A letter was submitted to Cooke Aquaculturee Pacific on Aug. 24 providing 60-day notice of its intent to file a citizen suit under section 505 of the Clean Water Act.
It stated: “As has been widely reported, Cooke Aquaculture presided over the near-complete structural failure of a net pen facility located in Deepwater Bay off of Cypress Island over the weekend of August 19th and 20th, the failure of which has resulted in, and continues to result in, the discharge of farmed Atlantic salmon, dead fish carcasses, and massive amounts of debris among other pollutants. These discharges represent blatantly negligent violations of the National Pollutant Discharge Elimination System (NPDES) permits under which Cooke Aquaculture’s Atlantic salmon net pens currently operate.”
Wild Fish Conservancy is bewildered by Cooke’s claim
Cooke Aquaculture has been quick to attribute the failure of its Cypress Island farm to unusually high tides associated with the solar eclipse event that took place the morning of August 21st. The Wild Fish Conservancy takes several issues with this claim.
The structural integrity of the Cypress Island net pen is reported to have displayed degradation resulting in unlawful discharge as early as August 19th, a full two days prior to the solar eclipse event. Additionally, reporting suggests emergency maintenance was performed on Cypress Island net pens as far back as July 27th, further calling into question the claim that high tides on August 21st were the cause of the net pen facility’s structural failure.
Tidal data collected on Cypress Island the day of the eclipse suggests that tidal fluctuations were well within the normal and predictable range, and that Cypress Island had experienced higher tides during every month of this year prior to those experienced on the 21st.

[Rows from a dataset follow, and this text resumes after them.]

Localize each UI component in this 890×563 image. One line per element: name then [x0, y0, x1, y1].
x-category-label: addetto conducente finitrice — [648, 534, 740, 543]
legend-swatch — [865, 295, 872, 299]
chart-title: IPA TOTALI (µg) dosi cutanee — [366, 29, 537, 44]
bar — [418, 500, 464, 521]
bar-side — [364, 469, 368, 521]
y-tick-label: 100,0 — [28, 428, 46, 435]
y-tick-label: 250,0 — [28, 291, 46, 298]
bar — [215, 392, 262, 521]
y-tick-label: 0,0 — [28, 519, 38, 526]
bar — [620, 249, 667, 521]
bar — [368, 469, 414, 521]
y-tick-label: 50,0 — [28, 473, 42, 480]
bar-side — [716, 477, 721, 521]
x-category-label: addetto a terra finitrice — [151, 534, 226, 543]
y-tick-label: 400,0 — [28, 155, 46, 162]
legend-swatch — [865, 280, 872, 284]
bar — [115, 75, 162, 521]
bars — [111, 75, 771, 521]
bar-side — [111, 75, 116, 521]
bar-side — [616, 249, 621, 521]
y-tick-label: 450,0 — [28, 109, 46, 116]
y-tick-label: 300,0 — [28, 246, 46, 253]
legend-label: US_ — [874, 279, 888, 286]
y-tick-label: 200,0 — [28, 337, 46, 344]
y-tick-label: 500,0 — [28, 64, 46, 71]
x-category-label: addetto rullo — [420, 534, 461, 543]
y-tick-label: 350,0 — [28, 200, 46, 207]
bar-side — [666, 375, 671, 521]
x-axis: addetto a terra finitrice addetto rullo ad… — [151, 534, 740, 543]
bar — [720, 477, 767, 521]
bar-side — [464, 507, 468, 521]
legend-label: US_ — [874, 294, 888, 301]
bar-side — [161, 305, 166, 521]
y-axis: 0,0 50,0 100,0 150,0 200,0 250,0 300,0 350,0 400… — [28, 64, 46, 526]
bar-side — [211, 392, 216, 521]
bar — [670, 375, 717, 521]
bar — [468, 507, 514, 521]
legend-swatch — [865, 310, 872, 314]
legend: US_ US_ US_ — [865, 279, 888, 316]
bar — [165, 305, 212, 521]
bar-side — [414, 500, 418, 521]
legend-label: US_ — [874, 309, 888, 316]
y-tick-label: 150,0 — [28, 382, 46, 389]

Further competing with Cooke Aquaculture’s claim, tidal fluctuations on the 21st were measured to be lower than those of the 19th and 20th, while those dates also represented data well within the normal range.
Cooke Aquaculture is an international company based out of, and conducting operations within, the Bay of Fundy, a location that sees higher tides and currents than anywhere else in the world. The Wild Fish Conservancy is bewildered by the company’s claim that the solar eclipse, an event which showed no recorded impact on tides, presented a tidal occurrence that they could not have prepared for.
Disheartened by Cooke
The Conservancy is deeply disheartened by Cooke Aquaculture’s glaring negligence, negligence which has led to an environmental disaster of epic proportion. The needless escape of up to 305,000 Atlantic salmon into Puget Sound represents a dire threat to already imperiled wild fish populations, beloved marine mammal species, and the fragile Puget Sound ecosystem at large, and Wild Fish Conservancy fears impacts to these critical aspects of our region will be felt for years to come.
“The escape of Atlantic salmon poses threats of competition to native juvenile and adult salmon and steelhead,” said the Conservancy’s fisheries scientist Dr. Nick Gayeski. “The escaped fish still need to feed and thus are likely to compete with native juvenile Pacific salmon and steelhead, including preying on them. Like Pacific salmon, Atlantic salmon spawn in the fall. The escaped fish are capable of spawning and will begin entering Puget Sound rivers to attempt to spawn. Whether the escaped fish succeed in producing offspring or not, they will compete on the spawning grounds with native salmon, including endangered Puget Sound Chinook, posing a threat to the spawning success of native salmon.”
“This dangerous and reckless industry not only threatens the recovery of our native salmon and orca populations, it threatens the health of Puget Sound and the Northwest’s cultural identity. This disaster needs to be a wake-up call for the public to get involved, and to demand a halt to the expansion of the Atlantic salmon net pen industry into the Straits of Juan de Fuca.”